Brian ‘B.J.’ Collom knows how to cap a career.
Brian ‘B.J.’ Collom knows how to cap a career.

The Sonoma State senior was named the California Collegiate Athletic Association most valuable player.

Collom, a former Gilroy High and Gavilan College outfielder, led the CCAA offensively during conference play with a .422 average. He had 49 hits, 13 doubles, six home runs and drove in 39 runs. In addition, his .535 on-base percentage was also the league’s best.

“B.J. is the greatest,” said Sonoma State coach John Goeltz. “He is very deserving, a clutch player. He is a big reason why we are ranked No. 1. He plays hard all the time. He is talented and fast. Being a left-handed batter, he is that much closer to first base. He is a positive guy who works hard and is well-liked by his teammates.”

For Collom, being named the MVP was the icing to a great season and a great college career.

“All of my coaches taught me a lot while I was up there,” Collom said. “It was awesome to get the honor. But I am not the only one who earned the award. It was an all-around effort. It was a fun team to play with. We got it done every game.”

Collom has started most of the games for the Seawolves during his two years.

“We thought that he had all the tools to be great, and this year he has put it all together,” Goeltz said. “He is hard on himself, but the greatest thing about him is he bounces backs.”

In one of the games for the Seawolves, Collom lost track of a fly ball in the outfield, and it hit the fence behind him.

“When he came back in, I thought he would commit suicide. He was really angry,” Goeltz said. “But he turned it around and had several hits after that. He was able to compartmentalize. That’s what great players have to do.”

Gavilan coach Neal Andrade also had the chance to see Collom play in a doubleheader in Chico and was impressed by what he saw.

“He still played with the same intensity, was the same kind of guy, the dirt bag he was for us at Gavilan,” said Andrade, who coached Collom his freshman and sophomore years. “He has grown and matured but from what I saw he still has the same love for the game.”

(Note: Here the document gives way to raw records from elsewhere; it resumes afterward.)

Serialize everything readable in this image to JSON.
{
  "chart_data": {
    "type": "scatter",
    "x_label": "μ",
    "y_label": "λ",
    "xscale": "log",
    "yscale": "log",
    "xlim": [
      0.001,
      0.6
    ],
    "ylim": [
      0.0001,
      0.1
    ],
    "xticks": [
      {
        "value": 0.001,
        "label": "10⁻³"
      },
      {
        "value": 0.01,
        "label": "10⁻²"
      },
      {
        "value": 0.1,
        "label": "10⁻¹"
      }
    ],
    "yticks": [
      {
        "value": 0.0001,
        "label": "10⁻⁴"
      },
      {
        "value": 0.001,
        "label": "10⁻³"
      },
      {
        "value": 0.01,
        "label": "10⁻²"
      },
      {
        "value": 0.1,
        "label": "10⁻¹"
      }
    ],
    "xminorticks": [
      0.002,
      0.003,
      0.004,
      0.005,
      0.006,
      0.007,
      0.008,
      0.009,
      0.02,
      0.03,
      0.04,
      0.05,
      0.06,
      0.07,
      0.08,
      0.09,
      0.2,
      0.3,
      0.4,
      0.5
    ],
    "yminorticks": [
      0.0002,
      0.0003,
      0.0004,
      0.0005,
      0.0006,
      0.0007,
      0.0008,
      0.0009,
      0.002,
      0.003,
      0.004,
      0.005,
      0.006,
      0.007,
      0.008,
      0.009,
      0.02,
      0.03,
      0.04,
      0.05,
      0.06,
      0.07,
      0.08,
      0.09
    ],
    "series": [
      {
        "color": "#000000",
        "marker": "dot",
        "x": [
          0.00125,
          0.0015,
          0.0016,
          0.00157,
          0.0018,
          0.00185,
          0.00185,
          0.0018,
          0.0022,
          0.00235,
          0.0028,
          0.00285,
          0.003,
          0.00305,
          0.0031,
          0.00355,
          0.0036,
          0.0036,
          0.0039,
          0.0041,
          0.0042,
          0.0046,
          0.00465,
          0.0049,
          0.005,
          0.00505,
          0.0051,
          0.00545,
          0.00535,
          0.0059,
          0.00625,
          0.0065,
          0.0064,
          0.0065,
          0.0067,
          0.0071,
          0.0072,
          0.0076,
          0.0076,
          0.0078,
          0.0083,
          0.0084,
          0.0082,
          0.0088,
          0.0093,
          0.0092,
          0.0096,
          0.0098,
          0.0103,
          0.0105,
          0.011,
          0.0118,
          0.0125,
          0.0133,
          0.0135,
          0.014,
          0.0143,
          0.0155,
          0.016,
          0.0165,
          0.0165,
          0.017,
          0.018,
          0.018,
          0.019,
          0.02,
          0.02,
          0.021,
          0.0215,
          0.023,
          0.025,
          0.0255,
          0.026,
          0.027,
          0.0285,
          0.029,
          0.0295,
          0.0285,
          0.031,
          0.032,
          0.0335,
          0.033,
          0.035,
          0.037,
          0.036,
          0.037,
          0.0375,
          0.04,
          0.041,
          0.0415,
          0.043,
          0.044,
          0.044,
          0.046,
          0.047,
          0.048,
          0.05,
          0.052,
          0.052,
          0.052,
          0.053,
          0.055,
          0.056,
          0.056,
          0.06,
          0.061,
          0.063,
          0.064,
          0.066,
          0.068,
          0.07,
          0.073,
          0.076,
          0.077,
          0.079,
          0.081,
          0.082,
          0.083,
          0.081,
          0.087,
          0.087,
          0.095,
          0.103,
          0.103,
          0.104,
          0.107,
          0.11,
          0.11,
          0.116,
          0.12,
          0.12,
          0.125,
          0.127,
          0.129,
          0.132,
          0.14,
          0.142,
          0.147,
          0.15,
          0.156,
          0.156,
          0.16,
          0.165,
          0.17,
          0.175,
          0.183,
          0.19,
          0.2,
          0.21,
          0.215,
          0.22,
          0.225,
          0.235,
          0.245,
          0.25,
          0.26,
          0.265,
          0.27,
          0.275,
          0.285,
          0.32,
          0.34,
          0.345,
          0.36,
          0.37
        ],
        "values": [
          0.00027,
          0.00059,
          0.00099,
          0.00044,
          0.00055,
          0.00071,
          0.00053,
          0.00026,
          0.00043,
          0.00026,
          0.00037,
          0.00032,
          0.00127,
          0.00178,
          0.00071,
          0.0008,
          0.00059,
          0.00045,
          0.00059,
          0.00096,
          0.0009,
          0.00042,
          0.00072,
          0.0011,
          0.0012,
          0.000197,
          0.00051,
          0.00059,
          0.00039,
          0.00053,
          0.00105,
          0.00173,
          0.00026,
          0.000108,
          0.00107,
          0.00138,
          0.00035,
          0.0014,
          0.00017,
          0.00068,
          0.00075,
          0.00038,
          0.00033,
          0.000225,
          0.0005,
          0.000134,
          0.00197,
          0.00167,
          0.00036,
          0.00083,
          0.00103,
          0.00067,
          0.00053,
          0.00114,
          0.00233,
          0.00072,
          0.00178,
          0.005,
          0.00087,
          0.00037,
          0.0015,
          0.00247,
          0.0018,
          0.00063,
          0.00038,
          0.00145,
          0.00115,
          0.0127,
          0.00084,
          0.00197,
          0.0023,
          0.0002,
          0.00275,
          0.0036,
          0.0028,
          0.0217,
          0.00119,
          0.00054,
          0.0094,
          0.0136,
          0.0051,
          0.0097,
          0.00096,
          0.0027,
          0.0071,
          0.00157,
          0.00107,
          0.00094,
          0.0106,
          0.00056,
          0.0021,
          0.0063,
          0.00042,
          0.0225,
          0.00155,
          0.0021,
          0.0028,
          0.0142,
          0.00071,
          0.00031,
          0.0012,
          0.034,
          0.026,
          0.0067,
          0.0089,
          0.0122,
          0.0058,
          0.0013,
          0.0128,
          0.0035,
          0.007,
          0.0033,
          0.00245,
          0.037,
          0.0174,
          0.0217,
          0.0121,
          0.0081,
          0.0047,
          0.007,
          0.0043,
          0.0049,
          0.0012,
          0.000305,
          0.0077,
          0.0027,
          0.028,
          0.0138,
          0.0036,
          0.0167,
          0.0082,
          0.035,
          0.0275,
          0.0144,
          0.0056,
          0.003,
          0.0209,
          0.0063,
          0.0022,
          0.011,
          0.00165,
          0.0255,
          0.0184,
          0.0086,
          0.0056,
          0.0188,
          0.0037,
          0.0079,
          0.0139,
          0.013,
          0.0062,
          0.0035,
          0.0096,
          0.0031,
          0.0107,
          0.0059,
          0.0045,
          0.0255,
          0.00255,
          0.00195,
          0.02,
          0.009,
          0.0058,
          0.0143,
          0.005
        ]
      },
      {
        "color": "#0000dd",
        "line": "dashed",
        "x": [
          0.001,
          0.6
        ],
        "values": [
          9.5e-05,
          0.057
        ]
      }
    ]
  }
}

“It’s pretty exciting not only for him and Sonoma State but also for Gavilan,” Andrade said. “We want to win, but it is ultimately one of our goals to see players move on.”

The Seawolves season came to an end with a 4-1 loss to Cal State Los Angeles in the regionals. They finished with a 50-12 record after winning the CCAA championship.

“It’s been a really fun ride,” Collom said. “We had so many great team moments. What I will miss most is the team. I came to Sonoma with hopes of winning. This definitely passed all my exceptions. If you’re not having fun, you shouldn’t be playing. I’ll miss the competition. That is something I’ve always loved.”

Collom, who has about a year left before he gets his degree, recently saw a senior teammate sign with the Philadelphia Phillies as a free agent. Collom has received contact from the Giants, Padres, Dodgers, Diamondbacks and Yankees but knows signing at such a late stage is a rarity because teams are looking at younger players. Even still he is holding out of hope of being drafted or signing a free agent contract. He is also interested in coaching.

“The coaches have been telling me to stay in shape and stay in throwing shape just in case,” Collom said. “If it happens, it will be another dream come true. If not, it’ll be just another chapter in my life.”